Djerba : Quatre femmes et un défi pour Kotouf!

A l’occasion de la première édition de Kotouf, qui s’est déroulé le 17 et 18 octobre à Djerba, récemment inscrite au patrimoine mondial de l’UNESCO, Femmes de Réalité a rencontré les membres du comité directeur de ce festival. Kotouf célèbre les voix du Sud avec des tables rondes, des ateliers, des signatures d’ouvrages et des moments d’échanges entre le public (venu nombreux) et les invités aux nationalités plurielles (Tunisie, France, Liban, Tchad, Cote d’Ivoire, etc.). Quatre chefs d’orchestre ont dirigé cette symphonie insulaire : Fatma Dellagi-Bouvet de la Maisonneuve (psychiatre et écrivain), Marielle Anselmo (enseignante, chercheuse et poétesse), Sourour Barouni (Professeure d’anglais et doctorante en relations internationales), Mounira Dhaou (agrégée en langue et littératures arabes), elles nous parlent de Kotouf.

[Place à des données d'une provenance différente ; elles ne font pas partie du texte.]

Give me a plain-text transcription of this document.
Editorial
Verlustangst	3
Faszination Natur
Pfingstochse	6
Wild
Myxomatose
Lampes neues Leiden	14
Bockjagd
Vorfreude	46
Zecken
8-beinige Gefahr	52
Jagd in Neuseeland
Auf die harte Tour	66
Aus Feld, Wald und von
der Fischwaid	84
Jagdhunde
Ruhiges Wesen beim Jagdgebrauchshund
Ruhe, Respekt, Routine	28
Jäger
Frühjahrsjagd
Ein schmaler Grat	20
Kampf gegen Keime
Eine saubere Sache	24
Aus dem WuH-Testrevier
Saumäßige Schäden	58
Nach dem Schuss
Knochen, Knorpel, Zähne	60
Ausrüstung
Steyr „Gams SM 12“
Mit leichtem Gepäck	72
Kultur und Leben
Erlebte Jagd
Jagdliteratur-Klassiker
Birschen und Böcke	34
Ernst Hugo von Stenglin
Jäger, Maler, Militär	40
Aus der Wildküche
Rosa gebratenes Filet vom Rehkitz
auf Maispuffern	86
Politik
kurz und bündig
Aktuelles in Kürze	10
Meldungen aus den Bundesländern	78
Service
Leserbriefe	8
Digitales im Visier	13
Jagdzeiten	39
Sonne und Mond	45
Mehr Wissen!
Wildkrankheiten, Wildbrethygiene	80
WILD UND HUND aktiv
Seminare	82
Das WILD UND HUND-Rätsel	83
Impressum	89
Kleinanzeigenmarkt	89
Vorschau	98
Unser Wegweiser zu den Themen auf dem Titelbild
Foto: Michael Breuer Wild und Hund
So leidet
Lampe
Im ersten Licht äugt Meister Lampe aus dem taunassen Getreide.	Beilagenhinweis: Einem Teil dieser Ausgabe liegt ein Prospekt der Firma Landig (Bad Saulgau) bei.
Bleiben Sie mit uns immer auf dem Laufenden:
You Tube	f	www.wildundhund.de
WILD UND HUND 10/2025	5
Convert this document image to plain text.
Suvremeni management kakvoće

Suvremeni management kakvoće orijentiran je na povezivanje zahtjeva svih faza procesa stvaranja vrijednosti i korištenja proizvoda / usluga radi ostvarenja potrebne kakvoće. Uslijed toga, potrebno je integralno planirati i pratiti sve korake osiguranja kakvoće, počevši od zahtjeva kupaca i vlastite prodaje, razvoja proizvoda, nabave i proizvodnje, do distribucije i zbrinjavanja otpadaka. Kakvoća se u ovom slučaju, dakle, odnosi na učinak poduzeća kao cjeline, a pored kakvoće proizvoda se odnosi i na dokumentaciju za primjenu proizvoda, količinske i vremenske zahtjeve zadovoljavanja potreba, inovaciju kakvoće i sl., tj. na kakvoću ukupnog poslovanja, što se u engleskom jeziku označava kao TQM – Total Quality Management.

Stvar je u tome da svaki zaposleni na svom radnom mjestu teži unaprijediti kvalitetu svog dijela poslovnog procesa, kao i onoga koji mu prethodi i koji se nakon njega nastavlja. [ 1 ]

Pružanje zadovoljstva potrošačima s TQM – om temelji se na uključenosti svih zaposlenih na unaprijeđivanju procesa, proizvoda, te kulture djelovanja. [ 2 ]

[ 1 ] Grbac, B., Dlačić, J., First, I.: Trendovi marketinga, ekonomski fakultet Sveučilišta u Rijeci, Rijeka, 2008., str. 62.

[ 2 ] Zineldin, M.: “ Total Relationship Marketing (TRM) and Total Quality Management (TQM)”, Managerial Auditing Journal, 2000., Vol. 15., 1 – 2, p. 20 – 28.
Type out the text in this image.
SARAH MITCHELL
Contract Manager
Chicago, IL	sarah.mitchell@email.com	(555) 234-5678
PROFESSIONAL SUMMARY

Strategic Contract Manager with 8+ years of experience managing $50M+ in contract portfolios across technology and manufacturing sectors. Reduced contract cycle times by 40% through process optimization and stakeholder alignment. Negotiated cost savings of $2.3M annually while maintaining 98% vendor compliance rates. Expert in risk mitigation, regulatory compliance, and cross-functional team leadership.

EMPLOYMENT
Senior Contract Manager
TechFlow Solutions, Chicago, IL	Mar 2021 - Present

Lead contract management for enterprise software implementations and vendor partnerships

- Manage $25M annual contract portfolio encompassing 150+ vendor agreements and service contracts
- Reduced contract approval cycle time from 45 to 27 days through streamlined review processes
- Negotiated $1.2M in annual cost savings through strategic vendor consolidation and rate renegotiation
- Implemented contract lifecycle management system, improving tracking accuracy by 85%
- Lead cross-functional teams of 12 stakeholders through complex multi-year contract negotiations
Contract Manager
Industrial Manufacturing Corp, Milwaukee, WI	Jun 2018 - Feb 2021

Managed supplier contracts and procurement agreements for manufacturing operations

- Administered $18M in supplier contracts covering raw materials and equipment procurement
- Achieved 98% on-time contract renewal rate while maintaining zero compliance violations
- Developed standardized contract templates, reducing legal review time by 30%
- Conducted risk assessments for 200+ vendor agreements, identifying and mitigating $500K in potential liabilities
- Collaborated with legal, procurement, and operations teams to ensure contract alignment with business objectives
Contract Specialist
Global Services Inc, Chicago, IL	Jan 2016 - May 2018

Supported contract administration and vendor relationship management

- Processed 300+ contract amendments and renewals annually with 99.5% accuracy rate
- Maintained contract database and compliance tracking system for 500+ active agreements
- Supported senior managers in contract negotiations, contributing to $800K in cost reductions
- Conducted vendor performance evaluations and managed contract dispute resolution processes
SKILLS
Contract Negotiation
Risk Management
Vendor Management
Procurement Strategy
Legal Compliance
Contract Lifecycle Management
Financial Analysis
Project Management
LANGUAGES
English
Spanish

Pour en savoir plus, elles se confient à nous.
Fatma Dellagi-Bouvet de la Maisonneuve, comment vous est venue l’idée de créer ce festival et que signifie Kotouf ?
« kotouf, signifie cueillettes en langue arabe. Cueillette de la pensée, des mots, des textes. Acte délicat et collectif. Nous voulions à travers ce festival décentraliser la pensée. Je trouve que nos références intellectuelles sont souvent occidentalo-centrées. J’ai toujours été intriguée, moi venant de Tunisie et installée en France, par l’absence des références intellectuelles et littéraires du Sud dans la culture dite du Nord, alors que nous dans le Sud nous connaissons parfaitement les références du Nord. Je me suis dit qu’à travers ce festival, on pourrait contribuer à faire connaître les références du Sud, les écrivains, les penseurs, les militants, etc. Un échange entre le Sud et le Nord est aujourd’hui plus ce que nécessaire et nous avons travaillé pour sensibiliser les jeunes à ces questions en les impliquant directement avec nous. »
Marielle Anselmo, si vous nous parliez de cette aventure puisque vous faites partie du comité directeur de Kotouf ?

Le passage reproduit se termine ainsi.